With the New Orleans 2030 plan, Goody Clancy is not just focusing on rebuilding communities; the firm is also using the inevitability of rising sea levels as a source for sustainable planning. Dixon referenced strategies spearheaded by the Netherlands as an inspiration for the firm’s work in New Orleans. The country is creating islands, new ports, and using natural growth to filter water and prevent flooding. With its intricate canal system, the Netherlands sees water as an amenity. With New Orleans 2030, Dixon wants to create a “blue signature” throughout the city with its own canal system. Instead of perceiving canals as eyesores or building over them so they are out of sight, the new New Orleans will both restore wetlands and create community gathering places. Dixon hopes that the canals will create a shared sense of future and identity for each neighborhood.
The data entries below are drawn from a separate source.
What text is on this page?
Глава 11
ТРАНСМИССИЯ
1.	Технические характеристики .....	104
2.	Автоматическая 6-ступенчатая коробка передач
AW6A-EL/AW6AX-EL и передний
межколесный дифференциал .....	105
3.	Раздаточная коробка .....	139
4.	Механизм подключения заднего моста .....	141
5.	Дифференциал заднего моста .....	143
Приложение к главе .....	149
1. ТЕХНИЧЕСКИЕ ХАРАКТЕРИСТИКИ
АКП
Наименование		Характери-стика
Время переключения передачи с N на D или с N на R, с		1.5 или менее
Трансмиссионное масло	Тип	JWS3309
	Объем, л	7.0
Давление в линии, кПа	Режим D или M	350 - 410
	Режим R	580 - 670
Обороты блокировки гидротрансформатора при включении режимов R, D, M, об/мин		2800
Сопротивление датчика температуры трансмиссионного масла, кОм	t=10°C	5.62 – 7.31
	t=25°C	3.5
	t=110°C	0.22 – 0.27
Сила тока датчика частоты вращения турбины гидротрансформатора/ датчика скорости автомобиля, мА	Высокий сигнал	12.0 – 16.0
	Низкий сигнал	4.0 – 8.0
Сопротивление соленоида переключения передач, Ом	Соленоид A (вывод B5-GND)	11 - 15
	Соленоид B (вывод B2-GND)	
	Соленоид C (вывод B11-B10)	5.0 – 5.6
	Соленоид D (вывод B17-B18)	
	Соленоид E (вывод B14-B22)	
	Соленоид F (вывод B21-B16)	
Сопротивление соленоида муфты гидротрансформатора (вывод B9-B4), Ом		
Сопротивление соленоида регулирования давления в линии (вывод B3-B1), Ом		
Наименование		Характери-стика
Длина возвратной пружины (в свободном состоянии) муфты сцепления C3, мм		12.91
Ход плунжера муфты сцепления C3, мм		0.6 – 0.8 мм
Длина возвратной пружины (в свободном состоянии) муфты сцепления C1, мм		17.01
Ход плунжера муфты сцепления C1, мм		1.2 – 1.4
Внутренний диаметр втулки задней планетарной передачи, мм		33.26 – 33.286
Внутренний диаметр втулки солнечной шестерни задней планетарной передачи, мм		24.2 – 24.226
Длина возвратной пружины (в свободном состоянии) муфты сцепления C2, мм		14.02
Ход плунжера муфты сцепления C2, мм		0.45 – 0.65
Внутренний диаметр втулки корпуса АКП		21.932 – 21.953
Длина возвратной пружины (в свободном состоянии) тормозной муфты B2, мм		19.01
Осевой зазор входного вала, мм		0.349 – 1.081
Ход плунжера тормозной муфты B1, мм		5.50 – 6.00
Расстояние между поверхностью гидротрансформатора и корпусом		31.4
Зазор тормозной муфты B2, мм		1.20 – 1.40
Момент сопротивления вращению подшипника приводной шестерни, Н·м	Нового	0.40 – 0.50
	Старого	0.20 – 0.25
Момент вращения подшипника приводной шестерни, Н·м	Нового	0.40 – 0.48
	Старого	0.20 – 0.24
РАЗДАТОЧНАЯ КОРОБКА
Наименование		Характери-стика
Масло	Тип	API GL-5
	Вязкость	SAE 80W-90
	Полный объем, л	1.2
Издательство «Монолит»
Ultimately, even though the country has learned much from Hurricane Katrina and New Orleans after the floods, said Russell, what needs to change is how cities apply those lessons to their own planning efforts. He thinks architecture and planning professionals could have the biggest impact if they better understood how city governments work. Illya Azaroff, AIA, the co-chair of the AIANY Design for Risk and Reconstruction Committee, added that any city can learn from past disasters. Now is the time to anticipate what needs to be done to protect our cities in the future.

Jessica Sheridan, Assoc. AIA, LEED AP, is a project manager at Gensler and a past editor of e-Oculus.